The 6th of February, 1976, was a Friday; a bad day to break your leg. The operating room was disinfected every weekend. So one had to endure excruciating pain for three days, till the coming Monday. But there is always a silver lining. In sympathy, the nurses would spend their time regaling you with stories. One such story was a bit perplexing.
The staff joked that the surgeon had to be reminded that it was the left leg that needed his attention. It transpired that that particular doctor had once operated on the wrong knee, by mistake! The 1970s were not consumer-friendly times, as yet; so, obviously, the scalpel-wielder was still at large. However, to give the devil his due, this time, he did a marvellous job.
Unfortunately, history repeats itself. A woman had a problem with her ear. The malady required surgery. She agreed to go under the knife. The doctor did the invasive procedure, only to find that the ear was ‘okay’. He then decided to investigate the other ear and, sure enough, found the problem and rectified it. What is called ‘inner-ear’ sicknesses could lead to this situation; at least, that is what some doctors say.
Now, instead of being thankful, the ‘ungrateful’ woman sued the doctor. Not for negligence, but for ‘battery’.
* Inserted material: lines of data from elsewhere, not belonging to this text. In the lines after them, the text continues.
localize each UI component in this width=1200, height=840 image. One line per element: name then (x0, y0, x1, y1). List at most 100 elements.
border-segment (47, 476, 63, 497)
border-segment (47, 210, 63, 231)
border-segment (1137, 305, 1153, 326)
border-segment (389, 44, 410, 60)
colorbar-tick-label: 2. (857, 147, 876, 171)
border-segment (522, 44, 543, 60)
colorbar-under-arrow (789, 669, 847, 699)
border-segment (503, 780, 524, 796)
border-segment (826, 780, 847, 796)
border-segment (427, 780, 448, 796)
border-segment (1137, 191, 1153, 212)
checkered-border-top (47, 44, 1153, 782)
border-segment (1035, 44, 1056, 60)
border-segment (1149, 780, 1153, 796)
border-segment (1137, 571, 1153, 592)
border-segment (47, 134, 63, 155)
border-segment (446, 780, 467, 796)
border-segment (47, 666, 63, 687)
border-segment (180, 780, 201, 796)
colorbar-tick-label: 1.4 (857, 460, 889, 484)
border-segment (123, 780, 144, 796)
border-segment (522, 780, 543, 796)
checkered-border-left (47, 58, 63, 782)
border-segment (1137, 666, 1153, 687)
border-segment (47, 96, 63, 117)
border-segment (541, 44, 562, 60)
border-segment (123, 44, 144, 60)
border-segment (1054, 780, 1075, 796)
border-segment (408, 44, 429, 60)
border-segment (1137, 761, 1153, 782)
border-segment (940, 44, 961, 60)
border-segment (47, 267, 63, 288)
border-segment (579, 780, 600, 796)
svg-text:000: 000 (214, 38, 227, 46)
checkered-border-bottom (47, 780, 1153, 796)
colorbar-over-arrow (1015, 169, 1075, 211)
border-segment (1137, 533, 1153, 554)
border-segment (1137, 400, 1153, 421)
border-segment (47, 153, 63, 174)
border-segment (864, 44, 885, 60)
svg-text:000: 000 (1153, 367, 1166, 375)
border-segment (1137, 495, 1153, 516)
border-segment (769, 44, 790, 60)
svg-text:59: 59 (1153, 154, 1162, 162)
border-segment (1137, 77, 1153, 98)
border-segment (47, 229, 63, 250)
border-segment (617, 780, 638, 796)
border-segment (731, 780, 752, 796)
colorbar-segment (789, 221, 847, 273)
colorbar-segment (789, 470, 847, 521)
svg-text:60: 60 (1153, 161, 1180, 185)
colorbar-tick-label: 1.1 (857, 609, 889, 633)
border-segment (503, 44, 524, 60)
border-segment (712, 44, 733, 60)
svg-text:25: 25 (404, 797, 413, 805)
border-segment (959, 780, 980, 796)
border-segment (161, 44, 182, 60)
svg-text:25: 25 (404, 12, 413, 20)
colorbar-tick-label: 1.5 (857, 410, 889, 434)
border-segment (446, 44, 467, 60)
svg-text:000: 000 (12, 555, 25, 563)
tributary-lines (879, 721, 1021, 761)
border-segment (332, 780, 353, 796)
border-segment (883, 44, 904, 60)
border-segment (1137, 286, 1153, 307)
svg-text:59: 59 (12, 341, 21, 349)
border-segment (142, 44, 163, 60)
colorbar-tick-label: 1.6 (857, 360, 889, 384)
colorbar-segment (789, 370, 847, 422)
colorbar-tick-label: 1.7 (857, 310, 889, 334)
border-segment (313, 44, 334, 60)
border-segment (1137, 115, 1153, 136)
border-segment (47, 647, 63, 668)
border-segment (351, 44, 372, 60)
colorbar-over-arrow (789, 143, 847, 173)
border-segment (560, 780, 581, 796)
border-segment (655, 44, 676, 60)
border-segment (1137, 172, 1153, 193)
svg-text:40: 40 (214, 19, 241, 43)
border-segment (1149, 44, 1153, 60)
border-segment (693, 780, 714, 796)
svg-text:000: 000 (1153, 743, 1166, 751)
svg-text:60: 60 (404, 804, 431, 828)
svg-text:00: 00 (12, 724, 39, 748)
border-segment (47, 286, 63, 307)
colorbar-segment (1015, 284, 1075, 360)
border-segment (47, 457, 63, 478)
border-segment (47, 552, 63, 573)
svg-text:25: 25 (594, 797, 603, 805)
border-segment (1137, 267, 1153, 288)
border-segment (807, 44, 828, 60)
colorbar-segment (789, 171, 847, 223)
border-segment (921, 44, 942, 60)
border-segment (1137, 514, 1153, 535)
At this point, we digress a bit, to inform readers about the nuances of these technical terms in relation to law. A threat, an intimidating action, words or acts causing a fear of hurt, are usually classified as an assault. ‘Assault and battery’ involves physical contact, either of the body-to-body type, or with a weapon, an instrument, an object. To illustrate, if I were to lift a vase and threaten to throw it at you, or even give you that impression, assault could be established. If I then hurled it at you, and whether I hit or missed you, it would include battery. To put a fine point on it, the miss would then be ‘attempted battery’.
You be the judge.
How would you decide the matter of the ears? To our mind, a plea of negligence would have greater sanctity. But is a decision taken on the spur of the moment, in the operation theatre, with the patient under sedation, a negligent act? Should the surgeon have sealed up the first ear, waited for the patient to wake up, be in her senses, explained to her the situation and, then, if she agreed, work on the other ear?
To explain a negligent act requires establishment of a lack of a duty of care. It may not include any mens rea (bad mind), meaning an intentional act to hurt, with knowledge of the outcome. But then, why ‘battery’? The word ‘battering’ has to do with harm, usually physical.
The lawyer was smart. From what is argued above, negligence may not have been possible to prove. The patient was cured, after all. So, the next best attack was a charge of battery.
Nature has given us an even number of external organs. It makes for symmetry and convenience. It helps when one member is affected or lost. The other one comes into play. Yet, it also leads to errors, either of the knee type or the instant aural one. The lady’s lawyer, obviously, banked on the fact that the operation was contracted on for ear-1, and not ear-2. ‘Attacking’ ear-2, with an instrument or instruments was an act of battery, according to the plaintiff.
You be the judge.
The court did hold for the patient, BUT, it passed an order for a ridiculously small amount of the equivalent of Rs2,400.
A couple of issues back, Moneylife had carried a story on the unhappy loss of a 10-year-old boy’s life. The parents did not sue but, instead, carried out a campaign to avoid similar incidences. Can one compare the ‘two-eared’ lady with the exemplary mother?
And, coming back to the dual organ theory, have you ever thanked God that lawyers are endowed with only one mouth? As, indeed, for the fact that everyone else is also so restricted?